From June 1, 2021, through June 30, 2022, its quarterly reports show that they vaccinated 601 people (including boosters during the second quarter of 2022) and performed 2,145 COVID tests.

The program has evolved to broader health issues as the pandemic has wound down. While it still offers testing and vaccines, it also now offers free telehealth and blood pressure screenings. It’s Facebook page now says, “We are more than a COVID clinic,” and “With pandemic awareness ending, let this start the new beginning to a healthier you.”

The numbers

Stop’s first grant was prepared in April 2021, covering the period of April 1, 2021 through March 31, 2022, and revised (via a change order) that September, covering an extended period – from April 1, 2021, through June 30,2022.

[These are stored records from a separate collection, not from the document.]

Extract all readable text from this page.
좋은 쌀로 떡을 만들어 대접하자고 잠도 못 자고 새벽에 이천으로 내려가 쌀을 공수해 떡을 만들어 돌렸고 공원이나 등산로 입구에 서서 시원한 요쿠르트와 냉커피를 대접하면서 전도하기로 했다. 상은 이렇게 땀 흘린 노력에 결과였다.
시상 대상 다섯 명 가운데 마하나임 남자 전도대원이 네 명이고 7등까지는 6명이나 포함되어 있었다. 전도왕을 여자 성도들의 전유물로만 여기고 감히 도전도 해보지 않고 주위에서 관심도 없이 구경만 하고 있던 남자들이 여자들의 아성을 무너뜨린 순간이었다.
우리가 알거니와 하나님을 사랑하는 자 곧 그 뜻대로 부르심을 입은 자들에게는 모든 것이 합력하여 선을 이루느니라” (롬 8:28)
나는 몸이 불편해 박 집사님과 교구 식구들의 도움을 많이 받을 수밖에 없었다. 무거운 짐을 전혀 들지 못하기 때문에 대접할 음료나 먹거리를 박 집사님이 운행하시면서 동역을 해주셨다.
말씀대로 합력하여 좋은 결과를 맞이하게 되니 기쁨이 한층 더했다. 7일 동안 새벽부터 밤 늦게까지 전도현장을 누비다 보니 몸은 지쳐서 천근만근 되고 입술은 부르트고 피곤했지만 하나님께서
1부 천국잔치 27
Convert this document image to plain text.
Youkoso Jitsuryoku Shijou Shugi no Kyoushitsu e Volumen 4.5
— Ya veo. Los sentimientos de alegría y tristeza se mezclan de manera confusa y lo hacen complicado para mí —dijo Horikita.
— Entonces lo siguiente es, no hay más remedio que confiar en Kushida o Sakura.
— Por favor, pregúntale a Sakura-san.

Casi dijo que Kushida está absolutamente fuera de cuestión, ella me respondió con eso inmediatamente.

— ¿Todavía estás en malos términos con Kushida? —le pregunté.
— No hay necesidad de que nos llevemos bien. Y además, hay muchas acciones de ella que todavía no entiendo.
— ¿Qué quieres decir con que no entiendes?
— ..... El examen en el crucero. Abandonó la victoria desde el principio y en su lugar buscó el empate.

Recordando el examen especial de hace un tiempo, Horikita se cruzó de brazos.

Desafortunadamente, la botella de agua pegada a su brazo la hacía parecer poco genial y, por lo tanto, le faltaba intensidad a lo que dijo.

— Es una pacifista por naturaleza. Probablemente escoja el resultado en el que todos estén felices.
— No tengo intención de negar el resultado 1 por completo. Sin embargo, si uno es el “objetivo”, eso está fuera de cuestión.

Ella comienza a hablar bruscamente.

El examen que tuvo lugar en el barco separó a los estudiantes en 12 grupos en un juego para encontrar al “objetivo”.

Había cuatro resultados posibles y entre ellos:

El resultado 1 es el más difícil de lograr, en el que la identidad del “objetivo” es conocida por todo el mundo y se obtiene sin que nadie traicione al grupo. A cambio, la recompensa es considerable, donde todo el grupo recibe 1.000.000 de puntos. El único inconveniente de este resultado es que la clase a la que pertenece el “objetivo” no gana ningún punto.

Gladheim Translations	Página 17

The full budget was $1,197,421. Hodges initial salary was $120,000, with the grant-funded portion being $60,000 based on 50% of time on the grant, but was doubled to $120,000 in the revision based on 100% of time on the grant. Samuels’ salary was $120,000, with the grant funded portion being $60,000 based on being being 50% time on the grant.

Including a medical supervisor, nurses and other staff, total personnel costs were initially $645,650 but revised down to $590,650. The medical supervisor’s time was trimmed to 50%, with salary cut from $80,000 to $40,000. Two registered nurses were trimmed to one.

Various employees received bonuses, including Hodges. DHHR approved the changes and bonuses.

The grant originally budgeted for one full-size extended SUV (a black GMC Yukon) rented at $2,000 per month for $24,000 total; the revision budgeted for two Yukons, doubling the annual rental to $48,000. The monthly rent was considerably more than an actual lease, as we discussed with DHHR and Hodges, to be described in the next part.

The initial grant called for a contract with the Marion County Health Department for storage, personnel and compliance at $25,000 but MCHD was written out in the revision. An MCHD staffer was contracted as a consultant to help set up the program at $40,000 but the relationship with that consultant (not named here – this information was obtained on background) was terminated and only $10,000 was paid (at the time of that interview the money was sitting unused in a bank account).

The MCHD topic was a bone of contention for Richardson, and we’ll get to his objections and Hodges’ explanation further down.

The next grant also was revised. The first, prepared in July 2002, was to cover the period of July 1, 2022, through June 30, 2023. The total grant amount was $199,527. The updated, prepared version in October 2022, covered a slightly shorter period – July 1 through May 31. That total amount was $990,000.

Hodges and Samuels both received raises to $130,000 but their amounts from grant funds were reduced. The number of SUVs was initially cut to one then raised back to two.

Hodges said the grant for this year will be modified.

On the topic of nepotism, DSF Stop has a contract with Hodges’ husband, Patrick Hodges, for financial and other services. His business, Northfleet Capital, lists his business address at their Fairmont home. Romelia Hodges also uses their home address for all DSF Stop business.

He was paid $14,250 in 2021 and $4,850 through the first three months of 2022; we have just received the payroll reports for the rest of 2002 and are still reviewing them.

Samuels’ daughter, Justice Samuels, runs Eye Candy Beauty Supply in Fairmont and is on the DSF Stop payroll as an employee. Her son, Jenesis Samuels, was on the payroll as a employee but was subsequently paid as a contractor for services through his company, Jenesis Janitorial Services. We will have their numbers in our next story.

Richardson contends he never approved these contracts. While the DFF board minutes say that the board voted to approve them over his objections, he says the minutes are not correct.

One other contract that we looked at and Hodges will explain in Part 2 is with a Cincinnati, Ohio, mobile juice truck, called Jamgood Juicery, at $40,000 per year for marketing, branding, event promotion and other duties.

DHHR approved all of these contracts.